By having everything in one webshop, Isaora can gather detailed analytics more easily and efficiently which aids in everything from product development to customer service and retention. The brand’s online experience is streamlined and to-the-point without screaming “We’re DTC!” According to Daniels, it’s just not that important; Isaora sells itself. Since there are no external fashion sales schedules to meet, new products and collections can be introduced on whatever timeline Isaora deems fit. Daniels further states, “now we’re designing for our consumer, not for the small collection of the most important buyers in the world.”

With the DTC model, Isaora is able to significantly cut down on prices: it has nearly doubled its revenues in only a year’s time. Isaora may be on to something here — the future is literally in its own hands, not the hands of big retailers.

The Arrivals

Founded by architect Jeff Johnson and angel investor Kal Vepuri (Warby Parker, Harry’s, Sweetgreen), The Arrivals is carving its own lane in an overpopulated online retail space. This is not your average fashion startup — for starters, not many clothing brands are featured on TechCrunch. The New York-based label focuses on high-end outerwear with a contemporary edge. You know that slick leather moto jacket you’ve never been able to afford? The Arrivals has got it, and at a much, much better price.

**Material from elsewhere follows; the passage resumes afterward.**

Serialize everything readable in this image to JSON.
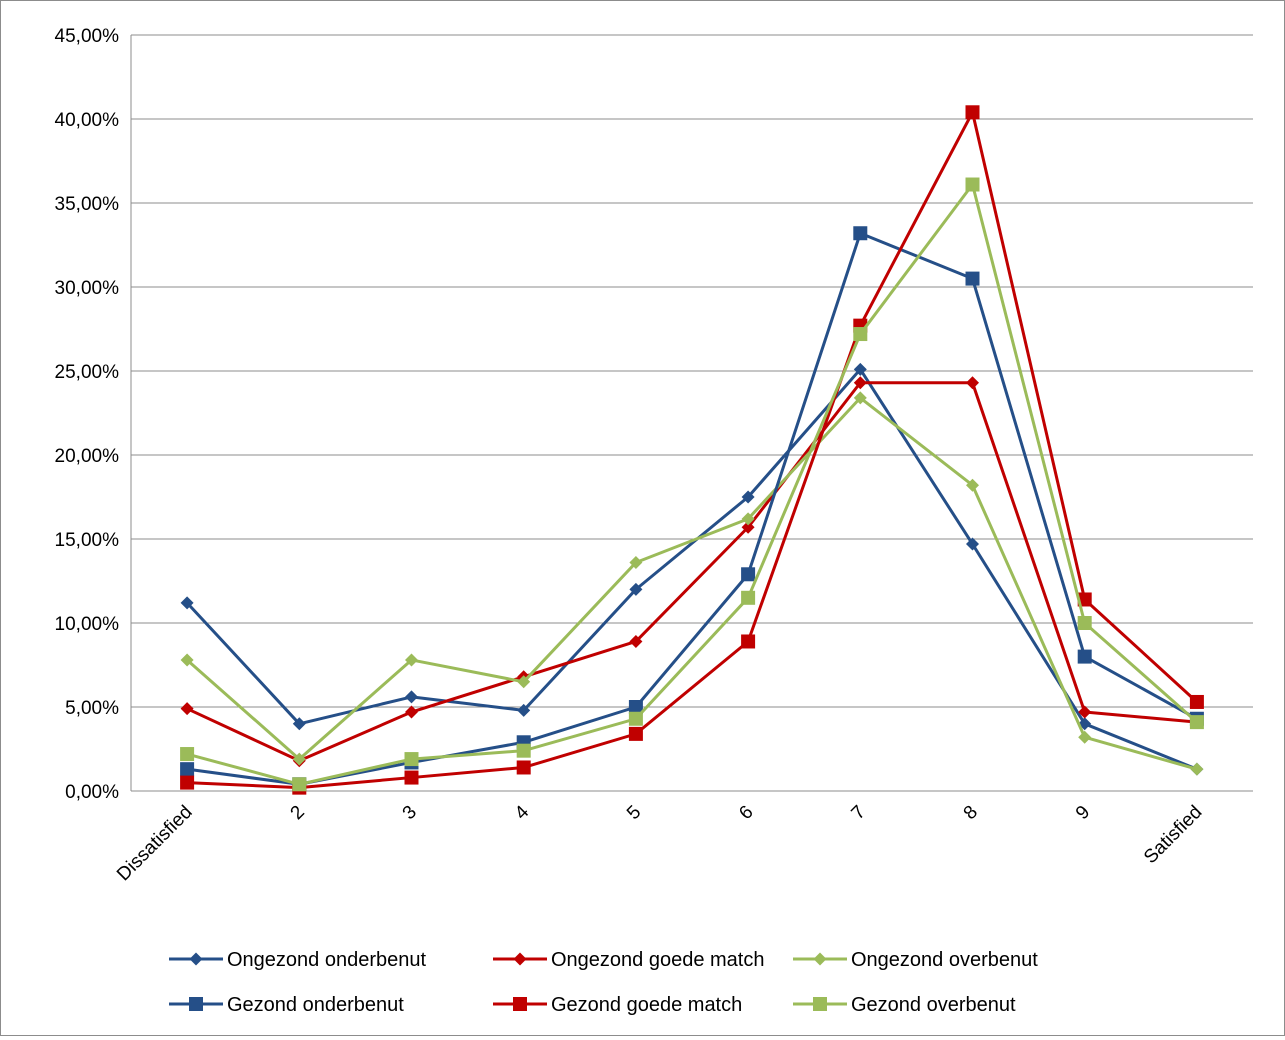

First impressions are everything. Within seconds of landing on the homepage, you understand its mission through a surprisingly small amount of verbiage. Striking minimalistic images cover the full page without any unnecessary elements that distract from the beauty. The Arrivals’ web presence and visual ethos can be likened to Ssense, who has one of the best built e-commerce sites out.

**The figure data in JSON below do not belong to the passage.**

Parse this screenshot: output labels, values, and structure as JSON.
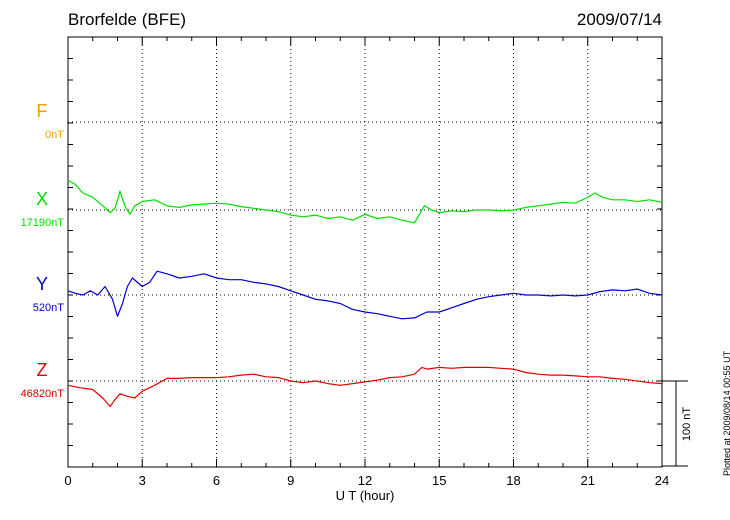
{
  "header": {
    "station": "Brorfelde (BFE)",
    "date": "2009/07/14"
  },
  "footer_note": "Plotted at 2009/08/14 00:55 UT",
  "scale_label": "100 nT",
  "chart_data": {
    "type": "line",
    "title": "Brorfelde (BFE)",
    "xlabel": "U T (hour)",
    "ylabel": "",
    "xlim": [
      0,
      24
    ],
    "xticks": [
      "0",
      "3",
      "6",
      "9",
      "12",
      "15",
      "18",
      "21",
      "24"
    ],
    "grid": true,
    "scale_bar_nT": 100,
    "series": [
      {
        "name": "F",
        "baseline_label": "0nT",
        "color": "#f0a000",
        "x": [],
        "values": []
      },
      {
        "name": "X",
        "baseline_label": "17190nT",
        "color": "#00e000",
        "x": [
          0,
          0.3,
          0.6,
          1.0,
          1.4,
          1.7,
          1.9,
          2.1,
          2.3,
          2.5,
          2.7,
          3.0,
          3.5,
          4.0,
          4.5,
          5.0,
          5.5,
          6.0,
          6.5,
          7.0,
          7.5,
          8.0,
          8.5,
          9.0,
          9.5,
          10.0,
          10.5,
          11.0,
          11.5,
          12.0,
          12.5,
          13.0,
          13.5,
          14.0,
          14.2,
          14.4,
          14.7,
          15.0,
          15.5,
          16.0,
          16.5,
          17.0,
          17.5,
          18.0,
          18.5,
          19.0,
          19.5,
          20.0,
          20.5,
          21.0,
          21.3,
          21.6,
          22.0,
          22.5,
          23.0,
          23.5,
          24.0
        ],
        "values": [
          35,
          30,
          20,
          15,
          5,
          -3,
          2,
          22,
          5,
          -5,
          5,
          10,
          12,
          5,
          3,
          6,
          7,
          8,
          7,
          4,
          2,
          0,
          -2,
          -6,
          -8,
          -6,
          -10,
          -8,
          -12,
          -5,
          -10,
          -8,
          -12,
          -15,
          -5,
          5,
          0,
          -3,
          -1,
          -2,
          0,
          0,
          -1,
          0,
          3,
          5,
          7,
          9,
          8,
          15,
          20,
          15,
          12,
          12,
          10,
          12,
          9
        ]
      },
      {
        "name": "Y",
        "baseline_label": "520nT",
        "color": "#0000d0",
        "x": [
          0,
          0.3,
          0.6,
          0.9,
          1.2,
          1.5,
          1.8,
          2.0,
          2.2,
          2.4,
          2.6,
          3.0,
          3.3,
          3.6,
          4.0,
          4.5,
          5.0,
          5.5,
          6.0,
          6.5,
          7.0,
          7.5,
          8.0,
          8.5,
          9.0,
          9.5,
          10.0,
          10.5,
          11.0,
          11.5,
          12.0,
          12.5,
          13.0,
          13.5,
          14.0,
          14.5,
          15.0,
          15.5,
          16.0,
          16.5,
          17.0,
          17.5,
          18.0,
          18.5,
          19.0,
          19.5,
          20.0,
          20.5,
          21.0,
          21.5,
          22.0,
          22.5,
          23.0,
          23.5,
          24.0
        ],
        "values": [
          5,
          2,
          0,
          5,
          0,
          10,
          -5,
          -25,
          -10,
          10,
          20,
          10,
          15,
          28,
          25,
          20,
          22,
          25,
          20,
          18,
          18,
          15,
          13,
          10,
          5,
          0,
          -5,
          -7,
          -10,
          -17,
          -20,
          -22,
          -25,
          -28,
          -27,
          -20,
          -20,
          -15,
          -10,
          -5,
          -2,
          0,
          2,
          0,
          0,
          -1,
          0,
          -1,
          0,
          4,
          6,
          5,
          7,
          2,
          0
        ]
      },
      {
        "name": "Z",
        "baseline_label": "46820nT",
        "color": "#e00000",
        "x": [
          0,
          0.5,
          1.0,
          1.4,
          1.7,
          1.9,
          2.1,
          2.4,
          2.7,
          3.0,
          3.5,
          4.0,
          4.5,
          5.0,
          5.5,
          6.0,
          6.5,
          7.0,
          7.5,
          8.0,
          8.5,
          9.0,
          9.5,
          10.0,
          10.5,
          11.0,
          11.5,
          12.0,
          12.5,
          13.0,
          13.5,
          14.0,
          14.3,
          14.5,
          15.0,
          15.5,
          16.0,
          16.5,
          17.0,
          17.5,
          18.0,
          18.5,
          19.0,
          19.5,
          20.0,
          20.5,
          21.0,
          21.5,
          22.0,
          22.5,
          23.0,
          23.5,
          24.0
        ],
        "values": [
          -5,
          -8,
          -10,
          -20,
          -30,
          -22,
          -15,
          -18,
          -20,
          -12,
          -5,
          3,
          3,
          4,
          4,
          4,
          5,
          7,
          8,
          5,
          4,
          0,
          -2,
          0,
          -3,
          -5,
          -3,
          -1,
          1,
          4,
          5,
          8,
          16,
          14,
          16,
          15,
          16,
          16,
          16,
          15,
          14,
          10,
          8,
          7,
          7,
          6,
          5,
          5,
          3,
          2,
          0,
          -2,
          -3
        ]
      }
    ]
  }
}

After scouring The Arrivals’ website, I found no information about using a direct-to-consumer model. See a trend? Its communication is very controlled — not dissimilar to the way Outdoor Voices and Isaora work. There’s a sense of mystery; no cheesy “About” pages here. My initial introduction to the brand’s business model was through the TechCrunch interview. I was much more convinced hearing how cool they were from a third-party source than an “About” page convincing me that buying a half-price moto jacket was a deal.

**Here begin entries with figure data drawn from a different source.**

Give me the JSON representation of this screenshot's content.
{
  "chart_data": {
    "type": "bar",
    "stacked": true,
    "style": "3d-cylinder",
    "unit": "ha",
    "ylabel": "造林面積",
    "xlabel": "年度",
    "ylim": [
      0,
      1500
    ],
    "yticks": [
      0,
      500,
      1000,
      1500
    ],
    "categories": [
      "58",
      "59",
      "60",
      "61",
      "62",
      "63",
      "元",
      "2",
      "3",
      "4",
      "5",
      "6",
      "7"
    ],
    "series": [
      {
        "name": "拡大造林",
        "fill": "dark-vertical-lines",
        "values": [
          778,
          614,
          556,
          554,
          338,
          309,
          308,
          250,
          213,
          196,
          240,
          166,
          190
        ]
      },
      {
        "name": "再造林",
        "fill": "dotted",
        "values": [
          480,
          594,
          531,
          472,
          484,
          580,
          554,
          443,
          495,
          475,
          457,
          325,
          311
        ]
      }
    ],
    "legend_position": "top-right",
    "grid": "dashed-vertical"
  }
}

As mentioned before, “value” is a hard sell in the fashion world, but The Arrivals doesn’t even bother with that issue. It just offers contemporary, made-in-America fashion for a near unbeatable price — no sales-driven gimmick needed.

With so many new brands in the market, it’s surprising how few caught my eye. Why are there not more operations like the aforementioned three? Well, it’s not so simple. Multi-brand retail shops have been the backbone of the industry for decades. They were and still are a main point of discovery for new consumers — there’s nothing like picking something up and feeling it. Retail shops have an established client list, reputation and credibility that can give valuable context to up-and-coming brands. A cosign from an “It shop” can mean big business down the line.

Any brand looking to circumvent the establishment and potential comforts of the retail system is bold, but for the movement to continue to boom, brands need to champion the model. But again, it’s still not “cool” to boast being a direct to consumer brand — it can be a turn off when labels only appeal with bargains. The brands explored in this story are not advertising their business platform; they choose to fly under the radar and reap the benefits of a lucrative model.

While the direct to consumer movement will continue to flourish, it’s going to take some time for the big players to cooperate. Established powers can be slow to adopt new technology and trends, especially when a great deal of infrastructure is already in place. Although there’s a slew of new brands paving the way for a thriving direct to consumer market, it’s just going to take time to see an entire shift to a new retail system. The question is, what’s your favorite brand going to look like in 15 years? What about a department store?